Lessons from the field
The JFS-SAN pilot offers several valuable lessons around the use of mobile technology with smallholder producers, which are relevant to agribusinesses operating in similar rural contexts in sub-Saharan Africa. Learning highlights include:
- Better targeting of phones can drive up impact and lower costs. Seeking to quickly drive up phone ownership in an inclusive manner, JFS-SAN gave mobile phones to farmers at no cost. Requiring a small opt-in payment for the phone would help reveal demand and increase engagement levels. Moreover, a company might be able to replicate this program with lower costs in a market with higher pre-existing mobile phone ownership.
- Delivery receipts can allow for better targeting of content: Having the technical capability to track delivery of messages would allow a company to drive down costs by targeting future messages to active users.

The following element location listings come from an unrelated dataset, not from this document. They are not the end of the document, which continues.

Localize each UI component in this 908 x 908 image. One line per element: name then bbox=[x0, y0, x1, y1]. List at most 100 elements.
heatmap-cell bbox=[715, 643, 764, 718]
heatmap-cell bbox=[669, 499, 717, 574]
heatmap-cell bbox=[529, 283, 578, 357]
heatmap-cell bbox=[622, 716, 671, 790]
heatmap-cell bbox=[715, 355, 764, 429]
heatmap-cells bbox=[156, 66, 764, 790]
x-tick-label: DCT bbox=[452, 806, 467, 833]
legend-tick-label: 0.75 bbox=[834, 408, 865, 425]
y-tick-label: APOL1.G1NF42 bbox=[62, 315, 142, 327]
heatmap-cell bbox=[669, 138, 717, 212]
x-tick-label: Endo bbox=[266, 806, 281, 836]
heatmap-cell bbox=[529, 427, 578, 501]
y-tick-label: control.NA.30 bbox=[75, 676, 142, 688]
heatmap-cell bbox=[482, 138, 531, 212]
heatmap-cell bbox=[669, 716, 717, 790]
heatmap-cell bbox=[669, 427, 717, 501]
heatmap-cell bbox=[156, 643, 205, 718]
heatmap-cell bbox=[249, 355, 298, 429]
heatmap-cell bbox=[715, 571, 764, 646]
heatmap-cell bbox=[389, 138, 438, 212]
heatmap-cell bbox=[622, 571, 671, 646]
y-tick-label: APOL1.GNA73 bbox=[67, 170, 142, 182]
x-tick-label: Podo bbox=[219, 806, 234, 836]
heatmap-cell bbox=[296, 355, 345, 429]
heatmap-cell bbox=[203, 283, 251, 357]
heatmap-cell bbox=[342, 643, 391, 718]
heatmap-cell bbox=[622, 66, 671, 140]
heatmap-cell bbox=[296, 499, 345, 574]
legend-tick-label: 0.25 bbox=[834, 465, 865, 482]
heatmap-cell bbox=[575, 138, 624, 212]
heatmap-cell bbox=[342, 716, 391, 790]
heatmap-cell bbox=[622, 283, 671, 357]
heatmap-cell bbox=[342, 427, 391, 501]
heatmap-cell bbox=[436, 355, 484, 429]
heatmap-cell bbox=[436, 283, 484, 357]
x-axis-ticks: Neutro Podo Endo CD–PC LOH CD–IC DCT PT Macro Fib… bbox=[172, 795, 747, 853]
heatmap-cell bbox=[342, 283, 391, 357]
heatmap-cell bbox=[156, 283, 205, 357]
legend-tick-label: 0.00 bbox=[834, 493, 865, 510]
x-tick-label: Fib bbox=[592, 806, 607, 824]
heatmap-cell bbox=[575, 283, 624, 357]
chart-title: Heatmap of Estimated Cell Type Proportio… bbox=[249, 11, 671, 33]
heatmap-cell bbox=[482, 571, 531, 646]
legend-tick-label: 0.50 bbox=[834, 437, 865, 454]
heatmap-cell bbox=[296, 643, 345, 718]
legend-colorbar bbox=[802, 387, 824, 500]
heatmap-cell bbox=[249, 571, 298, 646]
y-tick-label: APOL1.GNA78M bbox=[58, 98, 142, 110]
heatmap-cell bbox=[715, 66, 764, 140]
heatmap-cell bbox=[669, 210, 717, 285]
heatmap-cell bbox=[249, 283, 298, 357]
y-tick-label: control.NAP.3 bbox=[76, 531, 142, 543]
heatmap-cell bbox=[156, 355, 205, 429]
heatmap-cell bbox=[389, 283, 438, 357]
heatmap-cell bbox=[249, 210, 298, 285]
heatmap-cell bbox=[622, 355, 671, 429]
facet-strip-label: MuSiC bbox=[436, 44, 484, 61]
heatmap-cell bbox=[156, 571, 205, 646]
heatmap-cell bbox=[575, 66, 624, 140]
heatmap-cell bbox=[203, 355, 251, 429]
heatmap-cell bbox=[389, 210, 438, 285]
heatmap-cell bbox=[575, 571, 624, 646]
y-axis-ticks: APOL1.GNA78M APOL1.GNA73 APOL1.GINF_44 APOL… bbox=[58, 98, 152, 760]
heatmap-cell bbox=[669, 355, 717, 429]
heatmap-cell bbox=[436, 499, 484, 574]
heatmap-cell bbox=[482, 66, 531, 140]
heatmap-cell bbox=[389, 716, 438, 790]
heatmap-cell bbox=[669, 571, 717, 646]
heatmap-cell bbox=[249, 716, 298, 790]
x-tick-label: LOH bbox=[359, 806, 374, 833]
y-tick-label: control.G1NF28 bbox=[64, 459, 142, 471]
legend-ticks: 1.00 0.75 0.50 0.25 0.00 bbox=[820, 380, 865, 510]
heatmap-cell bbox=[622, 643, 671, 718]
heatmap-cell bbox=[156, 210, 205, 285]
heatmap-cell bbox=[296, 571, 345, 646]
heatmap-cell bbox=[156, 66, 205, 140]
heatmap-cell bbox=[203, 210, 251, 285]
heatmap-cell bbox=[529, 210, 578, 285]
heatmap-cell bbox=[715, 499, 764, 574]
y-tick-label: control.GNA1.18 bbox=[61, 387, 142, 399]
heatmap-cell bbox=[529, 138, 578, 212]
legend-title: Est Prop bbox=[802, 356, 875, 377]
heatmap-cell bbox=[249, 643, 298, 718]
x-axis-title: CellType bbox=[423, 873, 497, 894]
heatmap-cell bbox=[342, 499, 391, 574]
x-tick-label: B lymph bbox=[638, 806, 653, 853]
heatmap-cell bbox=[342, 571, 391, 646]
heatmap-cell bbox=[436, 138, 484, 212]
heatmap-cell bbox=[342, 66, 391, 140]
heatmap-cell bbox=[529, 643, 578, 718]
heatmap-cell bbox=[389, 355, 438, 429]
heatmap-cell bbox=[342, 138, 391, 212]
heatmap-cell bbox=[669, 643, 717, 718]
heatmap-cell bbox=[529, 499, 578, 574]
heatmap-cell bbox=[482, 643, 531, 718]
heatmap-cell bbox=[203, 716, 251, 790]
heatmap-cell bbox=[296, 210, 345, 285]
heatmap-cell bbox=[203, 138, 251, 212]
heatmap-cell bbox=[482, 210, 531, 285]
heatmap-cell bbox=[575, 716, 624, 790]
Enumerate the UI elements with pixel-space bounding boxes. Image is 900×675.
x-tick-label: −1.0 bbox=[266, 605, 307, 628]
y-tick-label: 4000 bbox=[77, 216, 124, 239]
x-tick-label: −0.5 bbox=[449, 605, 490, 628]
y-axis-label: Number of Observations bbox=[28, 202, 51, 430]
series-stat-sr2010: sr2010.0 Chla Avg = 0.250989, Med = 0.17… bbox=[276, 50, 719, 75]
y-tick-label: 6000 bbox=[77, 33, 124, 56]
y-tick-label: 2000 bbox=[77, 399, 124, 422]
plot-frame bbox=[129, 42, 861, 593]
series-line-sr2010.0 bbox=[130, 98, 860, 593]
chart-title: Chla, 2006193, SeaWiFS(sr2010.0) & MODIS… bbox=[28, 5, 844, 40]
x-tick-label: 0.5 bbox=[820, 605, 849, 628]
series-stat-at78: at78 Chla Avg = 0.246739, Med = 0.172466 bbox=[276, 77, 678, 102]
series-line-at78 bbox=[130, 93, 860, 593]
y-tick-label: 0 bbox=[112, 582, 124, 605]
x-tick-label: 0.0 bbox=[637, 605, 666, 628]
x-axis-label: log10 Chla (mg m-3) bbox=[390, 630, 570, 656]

- Field testing of hardware is a critical requirement. After procuring phones that proved to be of poor quality in the pre-pilot phase, JFS-SAN tested a variety of phones to assess quality, durability, ease of use, and solar charging speed to select the right mobile device.
- Prioritizing SMS messages over voice messages will produce similar results at lower costs, even in low literacy contexts.
- Even with basic mobile technology, training is needed to improve adoption. JFS-SAN found that farmers in their remote rural context lacked basic phone literacy, despite growing mobile phone penetration in Mozambique. A rigorous and structured training session on phone usage greatly benefited the farmers.
For detailed results and insights from the pilot, read the full case study here. Seeking to contribute to a stronger and more inclusive sector through knowledge sharing, the Coalition for Smallholder Sourcing published four case studies on company-led innovations in Mozambique and Uganda – spanning new strategis, models of engagement, and technologies.
As Nupur Parikh noted at AGRF, “There is little knowledge sharing between companies, not even when they are not direct competitors. As a result, companies are not always aware of the new approaches or best practices being developed elsewhere.” Greater coordination and cooperation could unleash the enormous growth potential of contract farming and strengthen the future of agriculture.